Je suis allé au Championnat mondial de balle-molle en fin de semaine à Saskatoon (je sais, je sais, j’ai des hobbies surprenants). Je ne connaissais pratiquement rien de ce sport que je croyais être une version diluée du baseball. J’ai été vraiment surpris par la rapidité et la puissance de ces athlètes méconnus. Et s’il y a une chose que je m’attendais pas à voir au stade ce jour-là, c’est bien un rituel guerrier.

Pourtant c’est arrivé. J’aurais peut-être dû m’y attendre puisque le Canada jouait contre la Nouvelle-Zélande cette journée-là.

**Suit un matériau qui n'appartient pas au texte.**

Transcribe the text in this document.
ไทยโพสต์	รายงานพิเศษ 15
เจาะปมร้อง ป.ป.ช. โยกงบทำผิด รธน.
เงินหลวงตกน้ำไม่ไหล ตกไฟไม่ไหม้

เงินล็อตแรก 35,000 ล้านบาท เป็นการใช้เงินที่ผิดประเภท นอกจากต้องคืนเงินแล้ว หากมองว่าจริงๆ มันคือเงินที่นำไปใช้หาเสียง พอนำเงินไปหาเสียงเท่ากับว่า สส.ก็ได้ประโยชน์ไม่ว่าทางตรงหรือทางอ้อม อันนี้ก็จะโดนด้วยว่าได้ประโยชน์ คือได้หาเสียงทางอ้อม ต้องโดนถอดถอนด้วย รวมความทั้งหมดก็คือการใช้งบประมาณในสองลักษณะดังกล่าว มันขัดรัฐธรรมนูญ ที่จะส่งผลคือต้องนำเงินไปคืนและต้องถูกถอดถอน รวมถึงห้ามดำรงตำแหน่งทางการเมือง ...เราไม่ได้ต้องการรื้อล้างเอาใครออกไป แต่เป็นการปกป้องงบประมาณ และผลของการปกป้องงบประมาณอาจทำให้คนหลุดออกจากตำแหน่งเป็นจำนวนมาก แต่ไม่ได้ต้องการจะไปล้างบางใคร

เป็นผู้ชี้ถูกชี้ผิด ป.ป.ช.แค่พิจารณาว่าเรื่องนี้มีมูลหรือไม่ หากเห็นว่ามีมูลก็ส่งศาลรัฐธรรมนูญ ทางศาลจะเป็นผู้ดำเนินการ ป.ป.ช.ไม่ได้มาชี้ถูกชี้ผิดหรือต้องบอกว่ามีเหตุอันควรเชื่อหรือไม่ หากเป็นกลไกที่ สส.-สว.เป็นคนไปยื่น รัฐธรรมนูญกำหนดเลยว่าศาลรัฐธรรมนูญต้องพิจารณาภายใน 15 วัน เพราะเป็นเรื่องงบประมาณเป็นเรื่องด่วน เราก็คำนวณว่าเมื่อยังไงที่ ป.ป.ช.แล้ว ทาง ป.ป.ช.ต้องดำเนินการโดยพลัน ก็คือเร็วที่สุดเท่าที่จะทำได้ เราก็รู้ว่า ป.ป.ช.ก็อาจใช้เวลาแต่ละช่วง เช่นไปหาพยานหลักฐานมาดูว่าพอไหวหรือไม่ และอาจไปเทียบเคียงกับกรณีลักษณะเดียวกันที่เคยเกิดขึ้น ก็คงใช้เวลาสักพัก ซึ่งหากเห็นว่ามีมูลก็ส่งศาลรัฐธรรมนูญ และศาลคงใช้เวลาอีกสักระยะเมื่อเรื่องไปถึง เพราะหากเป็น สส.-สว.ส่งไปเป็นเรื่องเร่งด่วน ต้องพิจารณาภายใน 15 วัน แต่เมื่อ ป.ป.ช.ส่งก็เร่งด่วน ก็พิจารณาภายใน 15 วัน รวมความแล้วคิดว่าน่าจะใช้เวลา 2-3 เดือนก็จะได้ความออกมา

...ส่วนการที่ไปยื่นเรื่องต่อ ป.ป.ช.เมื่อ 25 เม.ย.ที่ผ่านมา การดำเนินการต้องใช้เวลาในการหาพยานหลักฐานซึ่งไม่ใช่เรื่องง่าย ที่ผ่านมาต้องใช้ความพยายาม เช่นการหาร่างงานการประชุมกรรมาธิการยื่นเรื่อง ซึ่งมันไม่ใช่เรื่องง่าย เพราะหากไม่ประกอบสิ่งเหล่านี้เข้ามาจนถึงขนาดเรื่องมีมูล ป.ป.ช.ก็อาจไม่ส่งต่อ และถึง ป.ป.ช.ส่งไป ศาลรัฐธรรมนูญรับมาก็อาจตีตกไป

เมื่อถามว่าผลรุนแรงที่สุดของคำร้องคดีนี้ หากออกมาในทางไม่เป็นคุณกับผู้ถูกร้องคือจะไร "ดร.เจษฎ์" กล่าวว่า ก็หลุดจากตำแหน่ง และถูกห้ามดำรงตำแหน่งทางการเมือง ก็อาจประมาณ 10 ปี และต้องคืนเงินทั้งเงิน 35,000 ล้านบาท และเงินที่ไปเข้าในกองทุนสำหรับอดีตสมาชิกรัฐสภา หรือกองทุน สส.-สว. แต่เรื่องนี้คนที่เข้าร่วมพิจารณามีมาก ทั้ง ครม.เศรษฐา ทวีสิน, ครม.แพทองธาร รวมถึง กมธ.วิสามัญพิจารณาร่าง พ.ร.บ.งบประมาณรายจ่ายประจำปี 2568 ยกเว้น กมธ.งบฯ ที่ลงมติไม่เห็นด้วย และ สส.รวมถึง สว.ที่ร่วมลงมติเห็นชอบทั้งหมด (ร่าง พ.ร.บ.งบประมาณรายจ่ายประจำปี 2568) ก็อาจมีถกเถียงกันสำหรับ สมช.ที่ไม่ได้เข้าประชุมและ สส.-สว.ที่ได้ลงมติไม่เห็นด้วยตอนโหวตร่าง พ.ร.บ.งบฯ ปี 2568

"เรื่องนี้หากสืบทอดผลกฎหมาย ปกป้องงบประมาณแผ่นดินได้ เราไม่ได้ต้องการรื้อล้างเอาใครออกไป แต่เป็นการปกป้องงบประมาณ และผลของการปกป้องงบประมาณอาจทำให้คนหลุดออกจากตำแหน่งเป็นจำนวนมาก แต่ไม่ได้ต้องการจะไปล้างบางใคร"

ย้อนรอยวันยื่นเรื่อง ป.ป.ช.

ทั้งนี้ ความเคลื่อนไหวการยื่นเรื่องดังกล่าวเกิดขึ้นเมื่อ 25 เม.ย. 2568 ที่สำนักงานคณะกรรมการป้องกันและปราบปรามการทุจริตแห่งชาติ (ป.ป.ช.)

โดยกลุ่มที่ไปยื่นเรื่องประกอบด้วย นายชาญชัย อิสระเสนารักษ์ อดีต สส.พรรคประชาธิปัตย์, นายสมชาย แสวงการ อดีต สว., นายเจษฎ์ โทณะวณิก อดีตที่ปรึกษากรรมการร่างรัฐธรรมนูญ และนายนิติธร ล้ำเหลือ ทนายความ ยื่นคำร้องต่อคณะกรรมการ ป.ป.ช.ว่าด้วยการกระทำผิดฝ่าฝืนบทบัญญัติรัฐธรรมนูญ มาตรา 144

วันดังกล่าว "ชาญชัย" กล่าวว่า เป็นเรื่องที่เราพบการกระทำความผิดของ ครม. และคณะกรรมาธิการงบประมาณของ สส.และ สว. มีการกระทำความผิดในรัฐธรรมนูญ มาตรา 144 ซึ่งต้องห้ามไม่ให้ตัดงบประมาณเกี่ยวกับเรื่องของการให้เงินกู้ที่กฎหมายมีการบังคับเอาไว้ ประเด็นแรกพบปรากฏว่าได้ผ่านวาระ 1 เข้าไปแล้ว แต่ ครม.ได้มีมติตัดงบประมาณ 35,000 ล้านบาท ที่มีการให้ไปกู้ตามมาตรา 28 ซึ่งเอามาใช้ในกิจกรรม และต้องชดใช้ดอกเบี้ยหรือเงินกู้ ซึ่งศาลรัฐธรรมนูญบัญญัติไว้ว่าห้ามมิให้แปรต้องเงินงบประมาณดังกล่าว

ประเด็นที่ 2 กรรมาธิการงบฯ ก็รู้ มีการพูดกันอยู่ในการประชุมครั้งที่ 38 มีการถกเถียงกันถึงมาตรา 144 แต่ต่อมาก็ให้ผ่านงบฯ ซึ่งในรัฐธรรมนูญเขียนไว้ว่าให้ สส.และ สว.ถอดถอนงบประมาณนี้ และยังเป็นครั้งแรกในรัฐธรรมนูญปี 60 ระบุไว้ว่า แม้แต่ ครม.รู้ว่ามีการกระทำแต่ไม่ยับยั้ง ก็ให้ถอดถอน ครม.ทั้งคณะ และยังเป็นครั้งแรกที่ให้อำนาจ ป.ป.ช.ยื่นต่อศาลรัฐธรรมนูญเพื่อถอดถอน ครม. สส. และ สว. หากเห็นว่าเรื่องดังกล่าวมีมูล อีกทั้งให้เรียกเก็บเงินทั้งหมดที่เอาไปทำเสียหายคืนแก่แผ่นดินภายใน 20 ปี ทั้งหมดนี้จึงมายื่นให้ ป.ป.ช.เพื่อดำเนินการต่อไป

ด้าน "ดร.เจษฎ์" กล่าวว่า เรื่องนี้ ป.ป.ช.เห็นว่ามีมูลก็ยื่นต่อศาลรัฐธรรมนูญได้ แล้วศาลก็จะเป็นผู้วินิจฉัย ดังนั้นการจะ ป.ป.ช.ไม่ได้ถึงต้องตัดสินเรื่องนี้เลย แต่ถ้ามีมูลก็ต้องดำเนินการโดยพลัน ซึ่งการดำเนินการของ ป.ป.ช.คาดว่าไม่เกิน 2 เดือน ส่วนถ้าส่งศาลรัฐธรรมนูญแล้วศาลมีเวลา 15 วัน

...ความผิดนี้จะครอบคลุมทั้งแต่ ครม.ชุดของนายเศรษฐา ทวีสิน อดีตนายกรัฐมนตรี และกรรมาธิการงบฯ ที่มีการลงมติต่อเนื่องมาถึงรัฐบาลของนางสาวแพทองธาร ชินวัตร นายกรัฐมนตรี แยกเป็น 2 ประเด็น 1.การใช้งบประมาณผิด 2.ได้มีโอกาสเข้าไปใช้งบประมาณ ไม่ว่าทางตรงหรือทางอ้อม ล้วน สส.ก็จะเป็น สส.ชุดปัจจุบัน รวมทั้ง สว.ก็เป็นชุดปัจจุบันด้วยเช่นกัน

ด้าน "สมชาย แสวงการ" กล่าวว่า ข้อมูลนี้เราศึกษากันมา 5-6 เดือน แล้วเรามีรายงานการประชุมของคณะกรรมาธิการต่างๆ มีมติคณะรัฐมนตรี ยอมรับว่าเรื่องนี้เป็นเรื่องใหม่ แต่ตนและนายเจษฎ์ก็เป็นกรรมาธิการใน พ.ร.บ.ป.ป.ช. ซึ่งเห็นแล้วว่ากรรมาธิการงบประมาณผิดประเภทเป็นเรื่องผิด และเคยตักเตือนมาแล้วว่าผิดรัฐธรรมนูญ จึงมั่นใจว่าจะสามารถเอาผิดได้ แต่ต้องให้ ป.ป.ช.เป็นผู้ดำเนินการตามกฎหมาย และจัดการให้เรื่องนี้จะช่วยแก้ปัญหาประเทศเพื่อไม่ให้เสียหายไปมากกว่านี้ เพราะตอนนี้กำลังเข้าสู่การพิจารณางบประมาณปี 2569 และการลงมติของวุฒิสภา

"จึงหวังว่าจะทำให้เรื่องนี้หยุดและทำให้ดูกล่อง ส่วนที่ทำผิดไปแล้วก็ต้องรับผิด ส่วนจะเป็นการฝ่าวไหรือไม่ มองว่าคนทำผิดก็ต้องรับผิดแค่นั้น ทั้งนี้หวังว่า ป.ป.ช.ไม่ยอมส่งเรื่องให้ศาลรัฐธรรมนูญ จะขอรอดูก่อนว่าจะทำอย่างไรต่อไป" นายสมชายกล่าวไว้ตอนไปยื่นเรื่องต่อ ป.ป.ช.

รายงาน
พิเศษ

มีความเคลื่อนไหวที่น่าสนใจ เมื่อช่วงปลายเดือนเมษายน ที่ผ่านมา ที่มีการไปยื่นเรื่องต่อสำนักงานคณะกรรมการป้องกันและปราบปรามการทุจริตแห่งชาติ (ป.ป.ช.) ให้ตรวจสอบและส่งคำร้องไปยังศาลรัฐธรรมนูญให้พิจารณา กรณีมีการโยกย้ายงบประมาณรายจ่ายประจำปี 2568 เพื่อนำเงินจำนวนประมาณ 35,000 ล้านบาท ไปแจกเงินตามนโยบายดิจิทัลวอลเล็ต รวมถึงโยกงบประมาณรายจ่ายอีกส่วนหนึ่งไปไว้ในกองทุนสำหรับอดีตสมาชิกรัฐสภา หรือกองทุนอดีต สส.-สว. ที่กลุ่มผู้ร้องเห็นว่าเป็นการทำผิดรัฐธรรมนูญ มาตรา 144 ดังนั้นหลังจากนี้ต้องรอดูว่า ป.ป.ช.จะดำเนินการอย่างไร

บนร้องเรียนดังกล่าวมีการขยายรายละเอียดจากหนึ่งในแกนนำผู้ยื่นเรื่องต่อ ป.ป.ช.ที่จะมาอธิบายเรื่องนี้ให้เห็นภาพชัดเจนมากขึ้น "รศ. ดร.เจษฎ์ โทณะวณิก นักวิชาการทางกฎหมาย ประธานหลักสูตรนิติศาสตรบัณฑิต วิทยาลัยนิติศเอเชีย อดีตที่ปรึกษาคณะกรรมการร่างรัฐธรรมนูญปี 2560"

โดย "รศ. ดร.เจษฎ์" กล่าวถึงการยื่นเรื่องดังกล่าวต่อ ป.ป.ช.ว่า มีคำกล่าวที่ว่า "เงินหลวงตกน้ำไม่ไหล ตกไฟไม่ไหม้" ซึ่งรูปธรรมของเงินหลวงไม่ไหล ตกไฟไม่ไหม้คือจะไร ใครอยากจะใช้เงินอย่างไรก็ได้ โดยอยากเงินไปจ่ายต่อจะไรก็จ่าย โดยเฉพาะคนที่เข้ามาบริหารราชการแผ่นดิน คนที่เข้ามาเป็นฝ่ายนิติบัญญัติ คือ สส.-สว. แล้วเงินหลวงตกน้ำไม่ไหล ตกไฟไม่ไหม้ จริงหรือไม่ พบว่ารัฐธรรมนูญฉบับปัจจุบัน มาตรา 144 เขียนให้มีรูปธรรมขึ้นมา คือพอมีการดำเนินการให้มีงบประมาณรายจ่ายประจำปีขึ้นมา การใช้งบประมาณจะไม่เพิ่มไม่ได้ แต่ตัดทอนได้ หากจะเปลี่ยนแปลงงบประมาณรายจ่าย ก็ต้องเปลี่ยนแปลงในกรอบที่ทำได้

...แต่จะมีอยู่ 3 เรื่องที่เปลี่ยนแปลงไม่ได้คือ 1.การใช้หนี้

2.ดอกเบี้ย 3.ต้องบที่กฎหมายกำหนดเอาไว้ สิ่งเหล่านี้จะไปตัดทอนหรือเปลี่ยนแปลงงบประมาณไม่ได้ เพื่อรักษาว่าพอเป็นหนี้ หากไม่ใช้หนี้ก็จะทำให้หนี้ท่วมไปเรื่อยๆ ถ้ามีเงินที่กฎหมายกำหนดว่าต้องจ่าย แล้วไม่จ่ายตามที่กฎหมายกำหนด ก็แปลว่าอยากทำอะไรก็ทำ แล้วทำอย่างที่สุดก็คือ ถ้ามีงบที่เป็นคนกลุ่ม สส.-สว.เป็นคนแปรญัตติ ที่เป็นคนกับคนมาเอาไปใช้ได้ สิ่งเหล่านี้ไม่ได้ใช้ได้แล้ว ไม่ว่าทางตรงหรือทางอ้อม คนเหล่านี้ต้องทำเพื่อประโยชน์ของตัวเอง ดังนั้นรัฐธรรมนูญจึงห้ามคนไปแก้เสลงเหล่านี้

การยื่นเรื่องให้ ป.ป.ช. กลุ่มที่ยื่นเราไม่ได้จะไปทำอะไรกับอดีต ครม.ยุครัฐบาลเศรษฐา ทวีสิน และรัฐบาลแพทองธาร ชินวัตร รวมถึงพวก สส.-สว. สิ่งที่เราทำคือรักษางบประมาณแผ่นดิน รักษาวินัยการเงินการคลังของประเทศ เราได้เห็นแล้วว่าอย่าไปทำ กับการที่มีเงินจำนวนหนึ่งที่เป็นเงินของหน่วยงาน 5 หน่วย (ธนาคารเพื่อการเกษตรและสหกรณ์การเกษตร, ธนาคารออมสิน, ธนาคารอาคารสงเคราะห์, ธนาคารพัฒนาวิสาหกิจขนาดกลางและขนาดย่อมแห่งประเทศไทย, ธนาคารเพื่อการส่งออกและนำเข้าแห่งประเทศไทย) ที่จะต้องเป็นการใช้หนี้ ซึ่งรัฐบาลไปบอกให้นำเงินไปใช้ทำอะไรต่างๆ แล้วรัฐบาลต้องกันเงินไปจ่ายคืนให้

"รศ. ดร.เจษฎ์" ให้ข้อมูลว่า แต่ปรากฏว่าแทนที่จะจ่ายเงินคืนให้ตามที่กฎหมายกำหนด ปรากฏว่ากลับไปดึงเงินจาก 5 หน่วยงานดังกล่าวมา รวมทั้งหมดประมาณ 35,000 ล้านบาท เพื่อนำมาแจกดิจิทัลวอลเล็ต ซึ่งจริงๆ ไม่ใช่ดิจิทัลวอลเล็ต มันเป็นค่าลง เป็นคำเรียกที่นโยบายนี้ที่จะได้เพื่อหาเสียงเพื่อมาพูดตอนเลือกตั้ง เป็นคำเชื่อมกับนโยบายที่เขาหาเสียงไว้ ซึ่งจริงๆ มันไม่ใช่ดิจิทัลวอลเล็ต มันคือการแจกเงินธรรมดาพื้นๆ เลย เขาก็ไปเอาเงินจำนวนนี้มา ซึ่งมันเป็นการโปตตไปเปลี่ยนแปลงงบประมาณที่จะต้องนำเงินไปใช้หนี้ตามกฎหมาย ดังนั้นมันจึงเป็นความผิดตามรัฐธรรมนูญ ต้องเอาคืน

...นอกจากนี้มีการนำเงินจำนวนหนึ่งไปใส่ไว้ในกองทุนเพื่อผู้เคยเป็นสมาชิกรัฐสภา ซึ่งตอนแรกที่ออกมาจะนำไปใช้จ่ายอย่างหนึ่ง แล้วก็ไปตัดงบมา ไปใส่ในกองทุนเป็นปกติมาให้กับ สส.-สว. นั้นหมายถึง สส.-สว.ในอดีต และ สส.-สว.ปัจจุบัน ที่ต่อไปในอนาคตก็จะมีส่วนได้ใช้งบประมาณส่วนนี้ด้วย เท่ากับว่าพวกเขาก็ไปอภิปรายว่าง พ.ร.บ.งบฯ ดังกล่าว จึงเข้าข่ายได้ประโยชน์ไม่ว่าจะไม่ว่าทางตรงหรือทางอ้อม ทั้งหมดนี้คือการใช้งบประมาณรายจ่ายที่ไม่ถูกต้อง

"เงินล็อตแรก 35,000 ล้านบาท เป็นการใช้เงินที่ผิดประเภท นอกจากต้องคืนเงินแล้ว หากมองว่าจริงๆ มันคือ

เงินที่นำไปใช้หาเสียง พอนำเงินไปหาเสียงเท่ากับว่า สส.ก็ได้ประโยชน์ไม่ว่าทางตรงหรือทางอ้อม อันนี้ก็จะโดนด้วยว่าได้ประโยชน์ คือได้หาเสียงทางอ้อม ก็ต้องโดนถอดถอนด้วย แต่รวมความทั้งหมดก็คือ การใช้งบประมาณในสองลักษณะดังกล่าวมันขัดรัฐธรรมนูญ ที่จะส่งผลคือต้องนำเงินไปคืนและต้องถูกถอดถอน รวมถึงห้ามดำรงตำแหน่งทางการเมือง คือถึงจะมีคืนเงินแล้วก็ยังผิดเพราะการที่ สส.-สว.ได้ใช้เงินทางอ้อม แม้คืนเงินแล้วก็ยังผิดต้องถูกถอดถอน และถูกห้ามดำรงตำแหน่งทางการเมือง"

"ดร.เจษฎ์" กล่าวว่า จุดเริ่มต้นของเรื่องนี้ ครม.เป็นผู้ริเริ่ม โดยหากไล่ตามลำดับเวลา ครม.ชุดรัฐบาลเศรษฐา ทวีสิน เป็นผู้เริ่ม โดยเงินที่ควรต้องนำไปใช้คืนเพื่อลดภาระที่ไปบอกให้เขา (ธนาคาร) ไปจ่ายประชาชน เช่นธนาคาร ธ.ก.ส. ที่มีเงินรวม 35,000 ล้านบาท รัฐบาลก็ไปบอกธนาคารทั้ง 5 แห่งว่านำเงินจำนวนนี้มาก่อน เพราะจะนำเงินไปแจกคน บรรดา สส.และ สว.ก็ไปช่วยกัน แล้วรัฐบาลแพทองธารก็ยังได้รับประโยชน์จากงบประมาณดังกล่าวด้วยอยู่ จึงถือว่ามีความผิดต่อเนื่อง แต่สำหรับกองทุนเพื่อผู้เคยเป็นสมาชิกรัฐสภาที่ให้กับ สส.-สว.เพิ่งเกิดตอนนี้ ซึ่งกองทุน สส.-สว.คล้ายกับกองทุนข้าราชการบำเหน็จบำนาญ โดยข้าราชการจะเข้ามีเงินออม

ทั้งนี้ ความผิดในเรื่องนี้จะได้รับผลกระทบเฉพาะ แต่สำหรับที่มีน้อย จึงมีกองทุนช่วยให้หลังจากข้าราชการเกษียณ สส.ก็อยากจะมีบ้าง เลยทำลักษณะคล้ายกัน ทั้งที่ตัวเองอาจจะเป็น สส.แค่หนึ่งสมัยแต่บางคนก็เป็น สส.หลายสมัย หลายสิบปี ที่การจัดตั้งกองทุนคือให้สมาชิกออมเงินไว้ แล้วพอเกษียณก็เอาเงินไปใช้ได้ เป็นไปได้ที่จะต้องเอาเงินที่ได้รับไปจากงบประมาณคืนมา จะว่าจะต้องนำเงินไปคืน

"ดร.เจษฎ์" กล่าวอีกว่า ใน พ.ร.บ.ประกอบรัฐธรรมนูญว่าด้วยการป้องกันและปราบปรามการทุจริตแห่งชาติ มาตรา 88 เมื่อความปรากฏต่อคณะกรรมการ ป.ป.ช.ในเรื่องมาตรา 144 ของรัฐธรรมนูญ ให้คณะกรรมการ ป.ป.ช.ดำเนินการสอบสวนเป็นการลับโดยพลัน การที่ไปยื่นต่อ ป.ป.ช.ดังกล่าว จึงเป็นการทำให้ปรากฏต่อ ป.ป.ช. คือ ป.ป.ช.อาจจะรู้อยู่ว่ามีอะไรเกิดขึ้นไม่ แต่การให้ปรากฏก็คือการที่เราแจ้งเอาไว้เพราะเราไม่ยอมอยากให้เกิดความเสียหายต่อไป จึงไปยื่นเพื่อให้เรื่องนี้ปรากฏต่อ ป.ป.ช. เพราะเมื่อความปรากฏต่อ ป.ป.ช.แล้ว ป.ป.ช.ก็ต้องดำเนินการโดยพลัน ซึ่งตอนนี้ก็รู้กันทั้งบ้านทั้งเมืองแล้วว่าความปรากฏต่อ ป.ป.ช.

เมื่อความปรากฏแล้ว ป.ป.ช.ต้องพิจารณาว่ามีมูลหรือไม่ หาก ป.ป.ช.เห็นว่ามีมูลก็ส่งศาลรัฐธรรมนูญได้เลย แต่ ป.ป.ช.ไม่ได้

Je connaissais déjà le célèbre haka des All-Blacks, l’équipe nationale de rugby. Cette chorégraphie d’avant-match, ponctuée de terribles rugissements, a pour but d’intimider l’équipe adverse.

Toutefois, je pensais que cette étrange mais fascinante tradition ne dépassait pas les frontières du terrain de rugby. Alors que je m’attendais à entendre l’hymne néozélandais être entonné, j’ai plutôt assisté en direct à une démonstration du haka.

Voyez par vous-même. Même intensité. Même testostérone. Mais avec des battes de baseball en plus. Qui aurait cru que des joueurs de balle-molle pouvaient être aussi menaçants?